Règlement à jour 2017-09-27; dernière modification 2007-07-01 Versions antérieures

 L’inspection de la carène en vue de la délivrance d’un certificat selon la Convention sur les lignes de charge ou d’un certificat selon la Convention de sécurité doit être terminée et les marques de tirants d’eau doivent être vérifiées avant la mise à flot du navire.

  • DORS/93-251, art. 2.

 Toutes les prises d’eau à la mer et tous les orifices de décharge à la coque doivent être soigneusement inspectés, ceux dans la carène devant l’être avant la mise à flot du navire.

 Les dispositifs de fermeture des ouvertures pratiquées dans la coque, les ponts et les superstructures doivent être inspectés avant l’entrée en service du navire, et ces ouvertures doivent être éprouvées à la lance lorsqu’elles doivent fermer hermétiquement; la pression de l’eau dans la lance doit être d’au moins 207 kPa.

 Les cloisons et portes coupe-feu doivent être inspectées et les dispositifs de fermeture automatique des portes coupe-feu doivent être éprouvés.

 Toutes les portes étanches se trouvant à l’intérieur de la coque doivent être inspectées, essayées dans des conditions de service et éprouvées à la lance; la pression de l’eau dans la lance doit être d’au moins 207 kPa.

 Les installations de pompage doivent être éprouvées avant que l’inspection prenne fin.

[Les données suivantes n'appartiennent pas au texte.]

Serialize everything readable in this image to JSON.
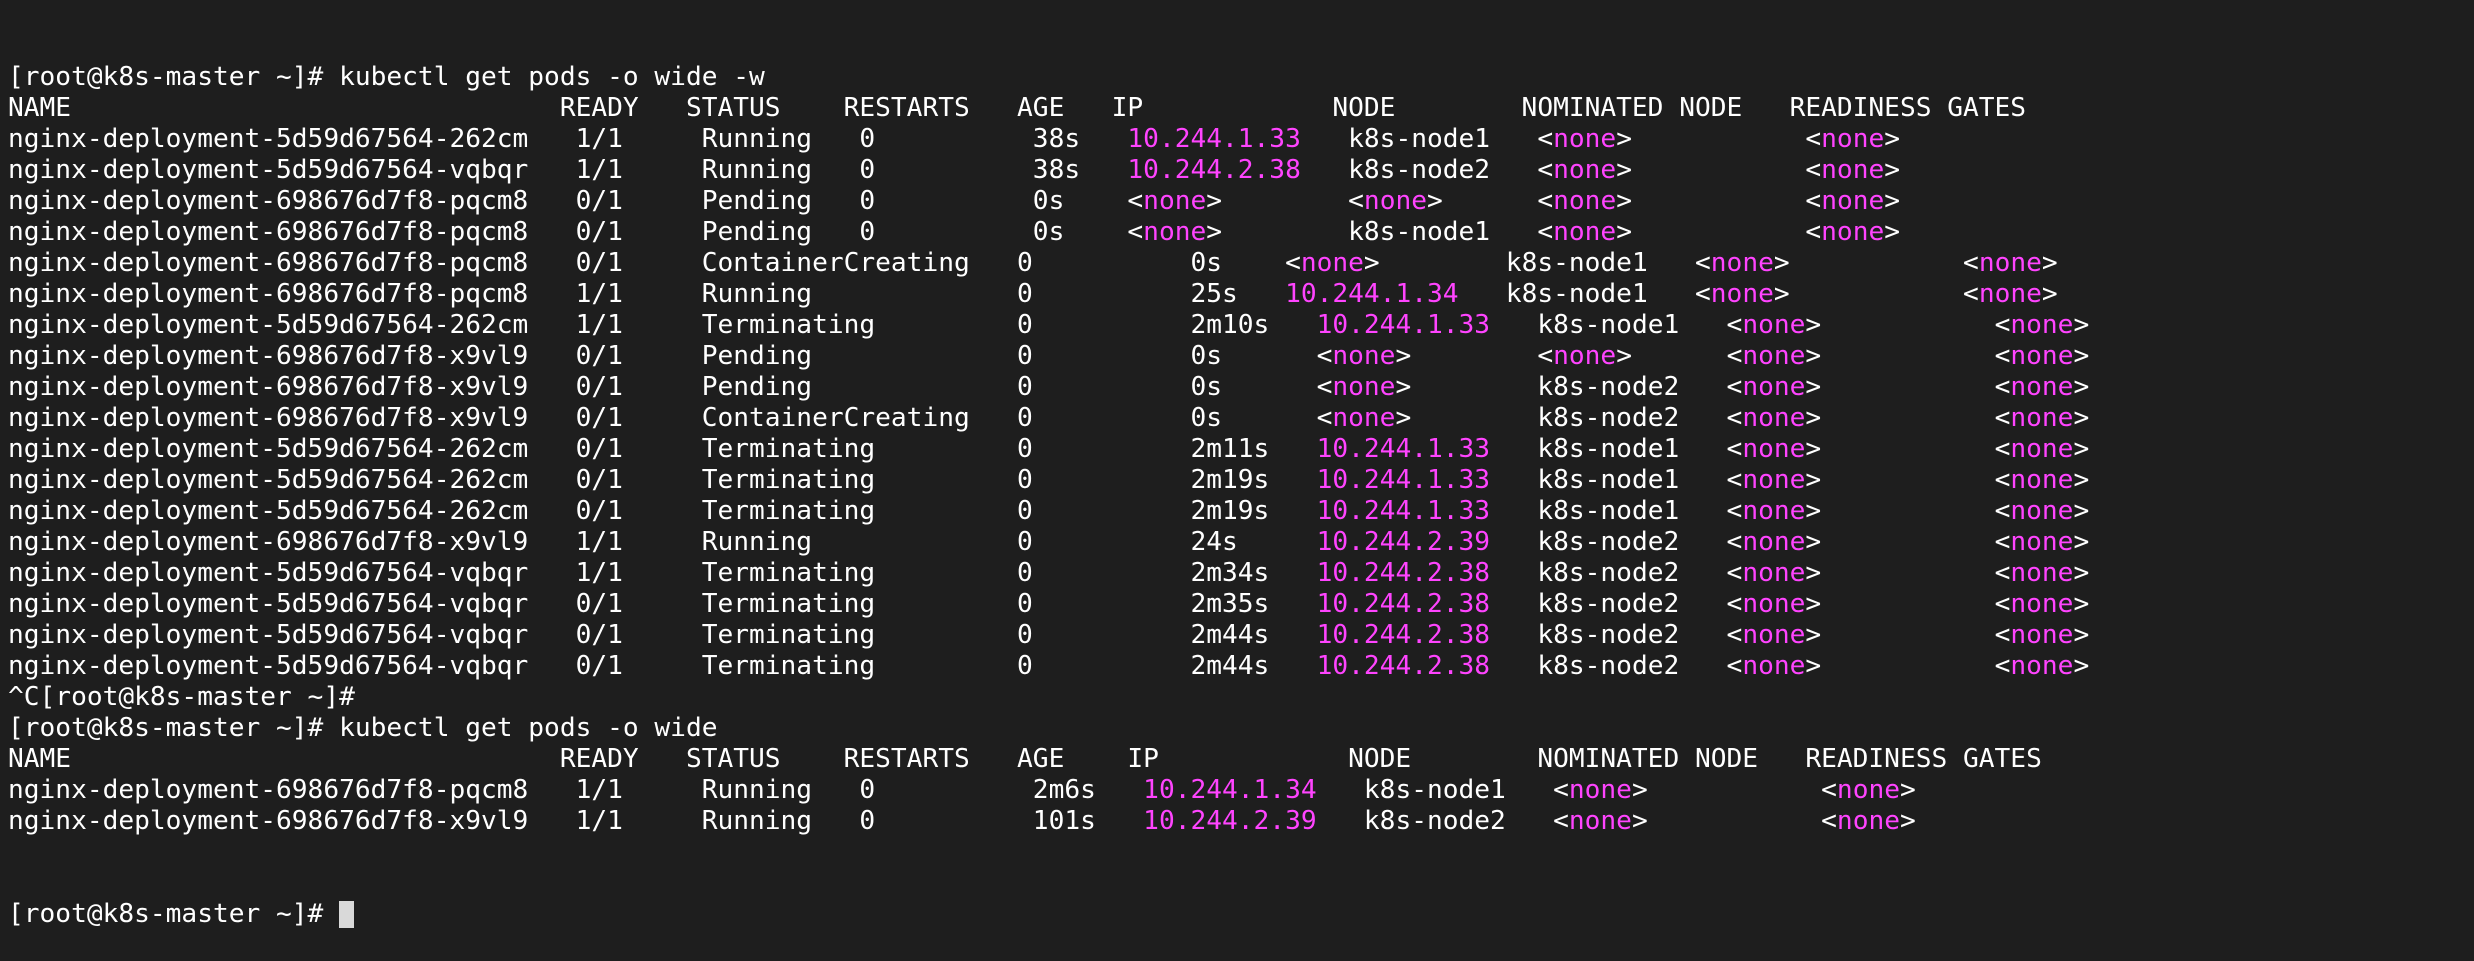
{
  "colors": {
    "background": "#1e1e1e",
    "text": "#ffffff",
    "highlight": "#ff44ff",
    "cursor": "#d9d9d9"
  },
  "terminal": {
    "lines": [
      [
        {
          "t": "[root@k8s-master ~]# kubectl get pods -o wide -w"
        }
      ],
      [
        {
          "t": "NAME                               READY   STATUS    RESTARTS   AGE   IP            NODE        NOMINATED NODE   READINESS GATES"
        }
      ],
      [
        {
          "t": "nginx-deployment-5d59d67564-262cm   1/1     Running   0          38s   "
        },
        {
          "t": "10.244.1.33",
          "m": true
        },
        {
          "t": "   k8s-node1   <"
        },
        {
          "t": "none",
          "m": true
        },
        {
          "t": ">           <"
        },
        {
          "t": "none",
          "m": true
        },
        {
          "t": ">"
        }
      ],
      [
        {
          "t": "nginx-deployment-5d59d67564-vqbqr   1/1     Running   0          38s   "
        },
        {
          "t": "10.244.2.38",
          "m": true
        },
        {
          "t": "   k8s-node2   <"
        },
        {
          "t": "none",
          "m": true
        },
        {
          "t": ">           <"
        },
        {
          "t": "none",
          "m": true
        },
        {
          "t": ">"
        }
      ],
      [
        {
          "t": "nginx-deployment-698676d7f8-pqcm8   0/1     Pending   0          0s    <"
        },
        {
          "t": "none",
          "m": true
        },
        {
          "t": ">        <"
        },
        {
          "t": "none",
          "m": true
        },
        {
          "t": ">      <"
        },
        {
          "t": "none",
          "m": true
        },
        {
          "t": ">           <"
        },
        {
          "t": "none",
          "m": true
        },
        {
          "t": ">"
        }
      ],
      [
        {
          "t": "nginx-deployment-698676d7f8-pqcm8   0/1     Pending   0          0s    <"
        },
        {
          "t": "none",
          "m": true
        },
        {
          "t": ">        k8s-node1   <"
        },
        {
          "t": "none",
          "m": true
        },
        {
          "t": ">           <"
        },
        {
          "t": "none",
          "m": true
        },
        {
          "t": ">"
        }
      ],
      [
        {
          "t": "nginx-deployment-698676d7f8-pqcm8   0/1     ContainerCreating   0          0s    <"
        },
        {
          "t": "none",
          "m": true
        },
        {
          "t": ">        k8s-node1   <"
        },
        {
          "t": "none",
          "m": true
        },
        {
          "t": ">           <"
        },
        {
          "t": "none",
          "m": true
        },
        {
          "t": ">"
        }
      ],
      [
        {
          "t": "nginx-deployment-698676d7f8-pqcm8   1/1     Running             0          25s   "
        },
        {
          "t": "10.244.1.34",
          "m": true
        },
        {
          "t": "   k8s-node1   <"
        },
        {
          "t": "none",
          "m": true
        },
        {
          "t": ">           <"
        },
        {
          "t": "none",
          "m": true
        },
        {
          "t": ">"
        }
      ],
      [
        {
          "t": "nginx-deployment-5d59d67564-262cm   1/1     Terminating         0          2m10s   "
        },
        {
          "t": "10.244.1.33",
          "m": true
        },
        {
          "t": "   k8s-node1   <"
        },
        {
          "t": "none",
          "m": true
        },
        {
          "t": ">           <"
        },
        {
          "t": "none",
          "m": true
        },
        {
          "t": ">"
        }
      ],
      [
        {
          "t": "nginx-deployment-698676d7f8-x9vl9   0/1     Pending             0          0s      <"
        },
        {
          "t": "none",
          "m": true
        },
        {
          "t": ">        <"
        },
        {
          "t": "none",
          "m": true
        },
        {
          "t": ">      <"
        },
        {
          "t": "none",
          "m": true
        },
        {
          "t": ">           <"
        },
        {
          "t": "none",
          "m": true
        },
        {
          "t": ">"
        }
      ],
      [
        {
          "t": "nginx-deployment-698676d7f8-x9vl9   0/1     Pending             0          0s      <"
        },
        {
          "t": "none",
          "m": true
        },
        {
          "t": ">        k8s-node2   <"
        },
        {
          "t": "none",
          "m": true
        },
        {
          "t": ">           <"
        },
        {
          "t": "none",
          "m": true
        },
        {
          "t": ">"
        }
      ],
      [
        {
          "t": "nginx-deployment-698676d7f8-x9vl9   0/1     ContainerCreating   0          0s      <"
        },
        {
          "t": "none",
          "m": true
        },
        {
          "t": ">        k8s-node2   <"
        },
        {
          "t": "none",
          "m": true
        },
        {
          "t": ">           <"
        },
        {
          "t": "none",
          "m": true
        },
        {
          "t": ">"
        }
      ],
      [
        {
          "t": "nginx-deployment-5d59d67564-262cm   0/1     Terminating         0          2m11s   "
        },
        {
          "t": "10.244.1.33",
          "m": true
        },
        {
          "t": "   k8s-node1   <"
        },
        {
          "t": "none",
          "m": true
        },
        {
          "t": ">           <"
        },
        {
          "t": "none",
          "m": true
        },
        {
          "t": ">"
        }
      ],
      [
        {
          "t": "nginx-deployment-5d59d67564-262cm   0/1     Terminating         0          2m19s   "
        },
        {
          "t": "10.244.1.33",
          "m": true
        },
        {
          "t": "   k8s-node1   <"
        },
        {
          "t": "none",
          "m": true
        },
        {
          "t": ">           <"
        },
        {
          "t": "none",
          "m": true
        },
        {
          "t": ">"
        }
      ],
      [
        {
          "t": "nginx-deployment-5d59d67564-262cm   0/1     Terminating         0          2m19s   "
        },
        {
          "t": "10.244.1.33",
          "m": true
        },
        {
          "t": "   k8s-node1   <"
        },
        {
          "t": "none",
          "m": true
        },
        {
          "t": ">           <"
        },
        {
          "t": "none",
          "m": true
        },
        {
          "t": ">"
        }
      ],
      [
        {
          "t": "nginx-deployment-698676d7f8-x9vl9   1/1     Running             0          24s     "
        },
        {
          "t": "10.244.2.39",
          "m": true
        },
        {
          "t": "   k8s-node2   <"
        },
        {
          "t": "none",
          "m": true
        },
        {
          "t": ">           <"
        },
        {
          "t": "none",
          "m": true
        },
        {
          "t": ">"
        }
      ],
      [
        {
          "t": "nginx-deployment-5d59d67564-vqbqr   1/1     Terminating         0          2m34s   "
        },
        {
          "t": "10.244.2.38",
          "m": true
        },
        {
          "t": "   k8s-node2   <"
        },
        {
          "t": "none",
          "m": true
        },
        {
          "t": ">           <"
        },
        {
          "t": "none",
          "m": true
        },
        {
          "t": ">"
        }
      ],
      [
        {
          "t": "nginx-deployment-5d59d67564-vqbqr   0/1     Terminating         0          2m35s   "
        },
        {
          "t": "10.244.2.38",
          "m": true
        },
        {
          "t": "   k8s-node2   <"
        },
        {
          "t": "none",
          "m": true
        },
        {
          "t": ">           <"
        },
        {
          "t": "none",
          "m": true
        },
        {
          "t": ">"
        }
      ],
      [
        {
          "t": "nginx-deployment-5d59d67564-vqbqr   0/1     Terminating         0          2m44s   "
        },
        {
          "t": "10.244.2.38",
          "m": true
        },
        {
          "t": "   k8s-node2   <"
        },
        {
          "t": "none",
          "m": true
        },
        {
          "t": ">           <"
        },
        {
          "t": "none",
          "m": true
        },
        {
          "t": ">"
        }
      ],
      [
        {
          "t": "nginx-deployment-5d59d67564-vqbqr   0/1     Terminating         0          2m44s   "
        },
        {
          "t": "10.244.2.38",
          "m": true
        },
        {
          "t": "   k8s-node2   <"
        },
        {
          "t": "none",
          "m": true
        },
        {
          "t": ">           <"
        },
        {
          "t": "none",
          "m": true
        },
        {
          "t": ">"
        }
      ],
      [
        {
          "t": "^C[root@k8s-master ~]#"
        }
      ],
      [
        {
          "t": "[root@k8s-master ~]# kubectl get pods -o wide"
        }
      ],
      [
        {
          "t": "NAME                               READY   STATUS    RESTARTS   AGE    IP            NODE        NOMINATED NODE   READINESS GATES"
        }
      ],
      [
        {
          "t": "nginx-deployment-698676d7f8-pqcm8   1/1     Running   0          2m6s   "
        },
        {
          "t": "10.244.1.34",
          "m": true
        },
        {
          "t": "   k8s-node1   <"
        },
        {
          "t": "none",
          "m": true
        },
        {
          "t": ">           <"
        },
        {
          "t": "none",
          "m": true
        },
        {
          "t": ">"
        }
      ],
      [
        {
          "t": "nginx-deployment-698676d7f8-x9vl9   1/1     Running   0          101s   "
        },
        {
          "t": "10.244.2.39",
          "m": true
        },
        {
          "t": "   k8s-node2   <"
        },
        {
          "t": "none",
          "m": true
        },
        {
          "t": ">           <"
        },
        {
          "t": "none",
          "m": true
        },
        {
          "t": ">"
        }
      ]
    ],
    "prompt": "[root@k8s-master ~]# "
  }
}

 Les appareils à gouverner doivent être inspectés au cours de la construction et essayés en régime de marche; s’ils sont à tringle et à chaîne, il y a lieu de fournir le jeu suivant de pièces de rechange et d’en faire l’inspection :

Un ressort amortisseur complet et un ressort supplémentaire, deux chaînes éprouvées dont chacune égale au plus long maillon de l’appareil, deux ridoirs, quatre manilles, quatre mailles d’assemblage et quatre goupilles de tringle; toutefois, pour les navires à vapeur au long cours filant 12 noeuds ou plus, un ressort d’amortisseur, un ridoir et un maillon peuvent être omis, et pour les navires à vapeur accomplissant des voyages de cabotage classe III et disposant soit d’un appareil principal actionné à la main, soit d’un appareil à gouverner auxiliaire indépendant des tringles et chaînes et pouvant fonctionner efficacement, le jeu des pièces de rechange peut se limiter à un nombre suffisant de manilles ou de mailles brisées pour permettre la réparation immédiate de l’appareil en cas de panne; pour tous les autres navires à vapeur accomplissant des voyages de cabotage classe III, l’appareil de réserve doit être celui exigé pour les navires d’une vitesse de 12 noeuds ou plus.

 La mâture et le gréement doivent être inspectés au cours de la construction et des épreuves de l’appareil de chargement doivent être exécutées en présence d’une personne compétente, de la manière prescrite dans le Règlement sur l’outillage de chargement.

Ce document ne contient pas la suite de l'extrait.